Authorities in London have set out measures to tackle bus driver fatigue, after publishing ‘world-first’ research into the issue.
The study, commissioned by Transport for London (TfL), highlights that drivers’ health and wellbeing is key and that adequate welfare facilities reduce stress, which in turn reduces the risk of fatigue.
Conducted by Loughborough University and the Swedish National Road and Transport Research Institute, the study is the first to assess participants while they are driving in-service buses and combine this data with detailed sleep diaries.
It included a voluntary survey of drivers, which found that one in five reported having fatigue-related issues more than once a week while behind the wheel.
As a result of the findings, TfL has announced a number of ‘key measures’, including a £500,000 fund to help operators undertake further work to establish the most effective interventions to reduce fatigue.
Meanwhile from next year, any company operating London buses will be required to introduce ‘rigorous fatigue risk management systems’ as part of their contract.
Heidi Alexander, deputy mayor for transport, said: “The actions set out by TfL in response to the research are the start and not the end of the work that they will do to address bus driver fatigue.

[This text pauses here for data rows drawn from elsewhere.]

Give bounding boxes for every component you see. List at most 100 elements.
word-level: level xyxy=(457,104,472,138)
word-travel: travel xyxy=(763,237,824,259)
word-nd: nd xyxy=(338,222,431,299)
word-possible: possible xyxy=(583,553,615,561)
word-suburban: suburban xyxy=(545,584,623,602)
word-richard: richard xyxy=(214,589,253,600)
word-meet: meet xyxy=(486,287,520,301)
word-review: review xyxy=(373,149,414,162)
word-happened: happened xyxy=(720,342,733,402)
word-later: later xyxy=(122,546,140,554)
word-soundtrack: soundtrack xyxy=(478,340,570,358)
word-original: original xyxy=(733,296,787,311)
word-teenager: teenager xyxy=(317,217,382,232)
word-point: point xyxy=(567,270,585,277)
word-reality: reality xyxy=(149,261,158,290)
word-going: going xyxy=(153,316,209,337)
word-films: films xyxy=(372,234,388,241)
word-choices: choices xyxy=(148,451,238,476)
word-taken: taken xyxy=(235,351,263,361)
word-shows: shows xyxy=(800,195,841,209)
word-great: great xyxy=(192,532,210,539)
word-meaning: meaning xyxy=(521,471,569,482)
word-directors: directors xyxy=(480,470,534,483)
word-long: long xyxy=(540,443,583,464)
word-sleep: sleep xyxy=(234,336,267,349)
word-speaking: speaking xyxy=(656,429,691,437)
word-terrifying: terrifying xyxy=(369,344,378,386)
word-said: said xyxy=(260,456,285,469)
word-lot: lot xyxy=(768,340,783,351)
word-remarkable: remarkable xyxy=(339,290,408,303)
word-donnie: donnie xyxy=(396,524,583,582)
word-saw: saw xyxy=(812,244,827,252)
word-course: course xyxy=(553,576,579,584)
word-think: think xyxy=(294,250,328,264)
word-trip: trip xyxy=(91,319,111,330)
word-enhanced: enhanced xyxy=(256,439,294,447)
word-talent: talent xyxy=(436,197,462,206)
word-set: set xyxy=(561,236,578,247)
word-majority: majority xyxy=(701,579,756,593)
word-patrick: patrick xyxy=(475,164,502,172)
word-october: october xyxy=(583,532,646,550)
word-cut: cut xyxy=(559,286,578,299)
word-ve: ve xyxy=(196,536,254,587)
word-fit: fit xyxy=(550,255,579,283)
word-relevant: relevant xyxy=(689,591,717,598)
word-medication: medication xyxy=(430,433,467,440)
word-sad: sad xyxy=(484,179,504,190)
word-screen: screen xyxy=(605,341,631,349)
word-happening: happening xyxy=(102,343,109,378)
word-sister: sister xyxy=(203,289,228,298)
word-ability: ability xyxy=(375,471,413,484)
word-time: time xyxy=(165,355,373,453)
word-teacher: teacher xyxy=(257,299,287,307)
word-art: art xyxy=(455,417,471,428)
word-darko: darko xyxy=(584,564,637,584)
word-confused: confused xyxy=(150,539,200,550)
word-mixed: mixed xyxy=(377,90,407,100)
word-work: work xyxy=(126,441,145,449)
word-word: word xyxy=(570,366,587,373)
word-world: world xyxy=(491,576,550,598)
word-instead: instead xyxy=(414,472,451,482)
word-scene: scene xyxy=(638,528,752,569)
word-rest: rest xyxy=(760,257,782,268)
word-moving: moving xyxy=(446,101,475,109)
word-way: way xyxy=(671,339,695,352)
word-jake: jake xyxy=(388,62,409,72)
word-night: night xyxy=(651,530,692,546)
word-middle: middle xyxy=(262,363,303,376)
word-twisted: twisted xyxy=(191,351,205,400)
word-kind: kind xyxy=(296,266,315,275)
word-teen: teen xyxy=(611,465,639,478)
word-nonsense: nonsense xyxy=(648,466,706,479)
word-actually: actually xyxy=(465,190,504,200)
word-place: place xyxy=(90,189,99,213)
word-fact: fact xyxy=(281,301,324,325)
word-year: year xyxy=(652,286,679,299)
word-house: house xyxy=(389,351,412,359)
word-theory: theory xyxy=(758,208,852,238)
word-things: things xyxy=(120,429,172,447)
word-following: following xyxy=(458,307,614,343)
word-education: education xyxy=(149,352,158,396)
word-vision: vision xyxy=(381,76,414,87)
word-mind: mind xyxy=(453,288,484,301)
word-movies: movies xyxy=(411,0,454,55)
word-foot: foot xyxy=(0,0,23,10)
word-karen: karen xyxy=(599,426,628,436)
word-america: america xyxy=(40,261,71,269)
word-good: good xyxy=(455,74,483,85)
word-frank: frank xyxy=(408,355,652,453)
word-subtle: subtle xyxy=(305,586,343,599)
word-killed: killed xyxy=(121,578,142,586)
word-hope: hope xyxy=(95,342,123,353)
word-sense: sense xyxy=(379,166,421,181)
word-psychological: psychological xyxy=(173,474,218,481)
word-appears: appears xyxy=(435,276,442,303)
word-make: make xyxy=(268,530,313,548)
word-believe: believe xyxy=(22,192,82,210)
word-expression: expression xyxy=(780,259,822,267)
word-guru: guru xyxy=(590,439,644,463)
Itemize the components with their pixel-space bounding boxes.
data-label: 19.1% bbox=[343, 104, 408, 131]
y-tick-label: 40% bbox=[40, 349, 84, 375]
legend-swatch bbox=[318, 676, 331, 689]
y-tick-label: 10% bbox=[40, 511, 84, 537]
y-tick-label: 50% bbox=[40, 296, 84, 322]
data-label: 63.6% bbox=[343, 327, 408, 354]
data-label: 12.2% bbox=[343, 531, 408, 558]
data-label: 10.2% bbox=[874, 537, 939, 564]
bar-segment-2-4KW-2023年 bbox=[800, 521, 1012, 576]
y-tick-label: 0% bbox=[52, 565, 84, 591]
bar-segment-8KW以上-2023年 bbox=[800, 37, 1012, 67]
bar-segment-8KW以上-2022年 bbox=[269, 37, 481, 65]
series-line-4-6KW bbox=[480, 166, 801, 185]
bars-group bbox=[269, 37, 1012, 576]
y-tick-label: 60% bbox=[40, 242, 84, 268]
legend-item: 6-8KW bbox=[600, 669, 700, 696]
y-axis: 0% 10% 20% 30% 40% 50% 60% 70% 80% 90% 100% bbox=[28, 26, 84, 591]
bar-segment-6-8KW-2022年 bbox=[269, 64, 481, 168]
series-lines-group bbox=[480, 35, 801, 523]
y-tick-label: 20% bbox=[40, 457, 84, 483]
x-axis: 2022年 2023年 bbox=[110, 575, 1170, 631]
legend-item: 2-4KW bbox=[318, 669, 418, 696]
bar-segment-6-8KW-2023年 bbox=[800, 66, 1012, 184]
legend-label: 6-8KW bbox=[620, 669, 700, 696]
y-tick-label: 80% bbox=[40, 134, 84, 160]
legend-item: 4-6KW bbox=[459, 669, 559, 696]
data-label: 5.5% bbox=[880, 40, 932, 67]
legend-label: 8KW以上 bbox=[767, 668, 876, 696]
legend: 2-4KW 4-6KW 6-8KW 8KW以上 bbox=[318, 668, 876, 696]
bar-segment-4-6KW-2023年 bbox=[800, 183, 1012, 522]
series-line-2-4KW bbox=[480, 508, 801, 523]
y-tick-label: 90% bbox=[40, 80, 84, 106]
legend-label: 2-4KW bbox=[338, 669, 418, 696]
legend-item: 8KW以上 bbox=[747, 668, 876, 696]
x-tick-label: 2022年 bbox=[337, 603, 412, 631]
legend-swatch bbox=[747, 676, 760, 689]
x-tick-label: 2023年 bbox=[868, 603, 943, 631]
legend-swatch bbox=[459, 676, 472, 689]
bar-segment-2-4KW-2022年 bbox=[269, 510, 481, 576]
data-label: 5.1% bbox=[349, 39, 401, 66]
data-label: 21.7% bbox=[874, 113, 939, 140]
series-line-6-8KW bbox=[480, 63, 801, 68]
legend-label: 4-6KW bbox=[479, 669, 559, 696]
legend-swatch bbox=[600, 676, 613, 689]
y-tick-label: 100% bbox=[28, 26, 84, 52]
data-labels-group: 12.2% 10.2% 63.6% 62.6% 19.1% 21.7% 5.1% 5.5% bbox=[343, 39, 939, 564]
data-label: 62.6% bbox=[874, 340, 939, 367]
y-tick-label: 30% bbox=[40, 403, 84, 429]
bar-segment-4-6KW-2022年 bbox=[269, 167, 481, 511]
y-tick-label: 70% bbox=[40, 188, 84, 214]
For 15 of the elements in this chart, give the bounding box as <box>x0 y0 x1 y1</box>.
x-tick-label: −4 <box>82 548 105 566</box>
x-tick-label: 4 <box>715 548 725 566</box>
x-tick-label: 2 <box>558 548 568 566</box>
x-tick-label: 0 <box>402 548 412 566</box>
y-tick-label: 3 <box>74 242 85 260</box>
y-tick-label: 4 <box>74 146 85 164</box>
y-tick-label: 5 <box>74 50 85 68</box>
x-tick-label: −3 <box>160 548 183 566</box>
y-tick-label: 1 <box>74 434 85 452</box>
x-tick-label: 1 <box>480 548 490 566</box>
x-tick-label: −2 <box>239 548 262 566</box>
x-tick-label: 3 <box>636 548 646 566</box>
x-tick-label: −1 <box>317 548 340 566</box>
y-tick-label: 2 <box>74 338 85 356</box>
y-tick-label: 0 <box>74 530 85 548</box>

“I am confident that, with the co-operation of bus operators and drivers, we can make London’s bus network ever better and safer than it is today.”
TfL hopes the research will spark discussions at a national level.
Claire Mann, director of bus operations at TfL, said: “With the evidence from this study, we will require bus operators to have fatigue risk management systems and more formal fatigue training for managers.
“We’re also working with the bus operators to create a programme to gather ideas for how we can further respond to the report.
“It is through working together across the industry that we can address this vital issue and make our buses lead the way when it comes to reducing risk on the roads.”